US to begin Moderna rollout Monday

World

Published: 2020-12-20 20:30

Last Updated: 2024-04-24 11:33


Photo: NDTV
Photo: NDTV

A US government official announced Sunday that about 7.9 million additional vaccine doses against COVID-19, including 5.9 million from the Moderna Laboratory vaccine, will be distributed nationwide Monday.

Moncef Slaoui, the scientific head of operation "Warp Speed," the program launched by the US government to develop and distribute vaccines against the virus, expected that first vaccinations will be carried out with the Moderna laboratory vaccine Monday morning.

Friday, the US Food and Drug Administration granted the laboratory an urgent license for the vaccine, a week after the license to use the Pfizer/BioNTech laboratory vaccine.

Warp Speed official General Goss Berna said earlier that about 2.9 million doses of the Pfizer/BioNTech vaccine had been distributed since it was approved a week ago.

During an interview with CNN, Slaoui offered apologies on behalf of the government for having to reduce the number of doses of Pfizer/BioNTech to two million during its second distribution.

Several local officials expressed concern that they were not notified in advance of reducing the number of doses.

But this reduction is temporary, and the US government still expects to vaccinate 20 million people by the end of the year or the first week of the new year.

The distribution of vaccines comes as the pandemic continues to spread rapidly in the United States. On Wednesday, it recorded 3,611 deaths as a result of COVID-19, in a record daily toll in the country.

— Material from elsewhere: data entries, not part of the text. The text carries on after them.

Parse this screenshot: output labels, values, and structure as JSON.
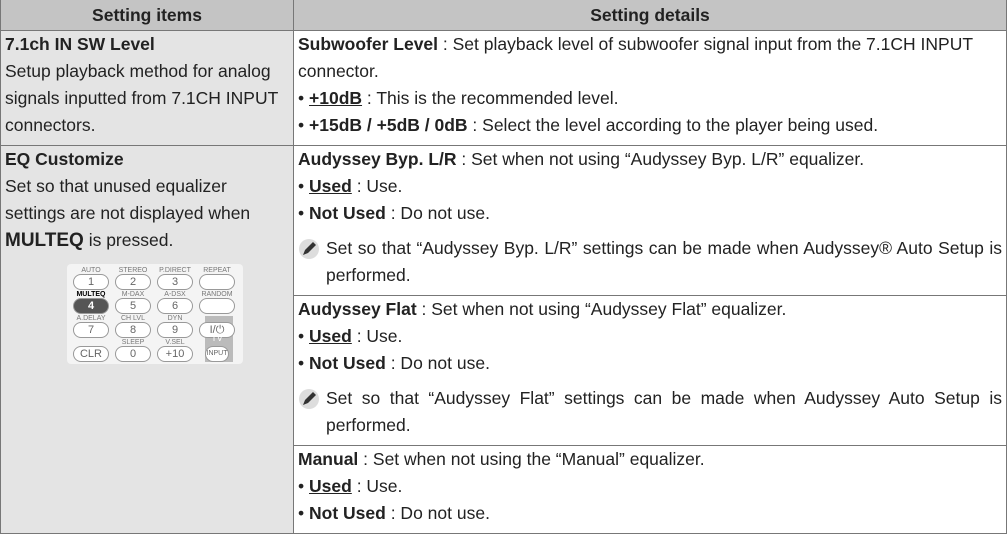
{
  "header": {
    "col1": "Setting items",
    "col2": "Setting details"
  },
  "rows": [
    {
      "item": {
        "title": "7.1ch IN SW Level",
        "description": "Setup playback method for analog signals inputted from 7.1CH INPUT connectors."
      },
      "details": [
        {
          "term": "Subwoofer Level",
          "text": ": Set playback level of subwoofer signal input from the 7.1CH INPUT connector.",
          "options": [
            {
              "label": "+10dB",
              "text": ": This is the recommended level."
            },
            {
              "label": "+15dB / +5dB / 0dB",
              "text": ": Select the level according to the player being used."
            }
          ]
        }
      ]
    },
    {
      "item": {
        "title": "EQ Customize",
        "description_before": "Set so that unused equalizer settings are not displayed when",
        "description_key": "MULTEQ",
        "description_after": "is pressed."
      },
      "remote": {
        "labels": [
          [
            "AUTO",
            "STEREO",
            "P.DIRECT",
            "REPEAT"
          ],
          [
            "MULTEQ",
            "M-DAX",
            "A-DSX",
            "RANDOM"
          ],
          [
            "A.DELAY",
            "CH LVL",
            "DYN EQ/VOL",
            null
          ],
          [
            null,
            "SLEEP",
            "V.SEL",
            null
          ]
        ],
        "buttons": [
          [
            "1",
            "2",
            "3",
            null
          ],
          [
            "4",
            "5",
            "6",
            null
          ],
          [
            "7",
            "8",
            "9",
            "I/⏻"
          ],
          [
            "CLR",
            "0",
            "+10",
            "INPUT"
          ]
        ],
        "side_label": "TV"
      },
      "details": [
        {
          "term": "Audyssey Byp. L/R",
          "text": ": Set when not using “Audyssey Byp. L/R” equalizer.",
          "options": [
            {
              "label": "Used",
              "text": ": Use."
            },
            {
              "label": "Not Used",
              "text": ": Do not use."
            }
          ],
          "note": "Set so that “Audyssey Byp. L/R” settings can be made when Audyssey® Auto Setup is performed."
        },
        {
          "term": "Audyssey Flat",
          "text": ": Set when not using “Audyssey Flat” equalizer.",
          "options": [
            {
              "label": "Used",
              "text": ": Use."
            },
            {
              "label": "Not Used",
              "text": ": Do not use."
            }
          ],
          "note": "Set so that “Audyssey Flat” settings can be made when Audyssey Auto Setup is performed."
        },
        {
          "term": "Manual",
          "text": ": Set when not using the “Manual” equalizer.",
          "options": [
            {
              "label": "Used",
              "text": ": Use."
            },
            {
              "label": "Not Used",
              "text": ": Do not use."
            }
          ]
        }
      ]
    }
  ]
}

Moncef Slaoui said that "the situation will get worse" due to the gatherings during the end-of-year holidays.

He also indicated that the government is closely monitoring the outbreak of a new strain of the emerging corona virus in the United Kingdom, and warned that it appears "very likely" to be resistant to vaccines.

Dr. Vivek Murthy, the incoming public health official in the administration of President-elect Joe Biden, told "NBC" television Sunday that he does not expect to start mass vaccination (outside the at-risk groups) before mid-summer or early fall.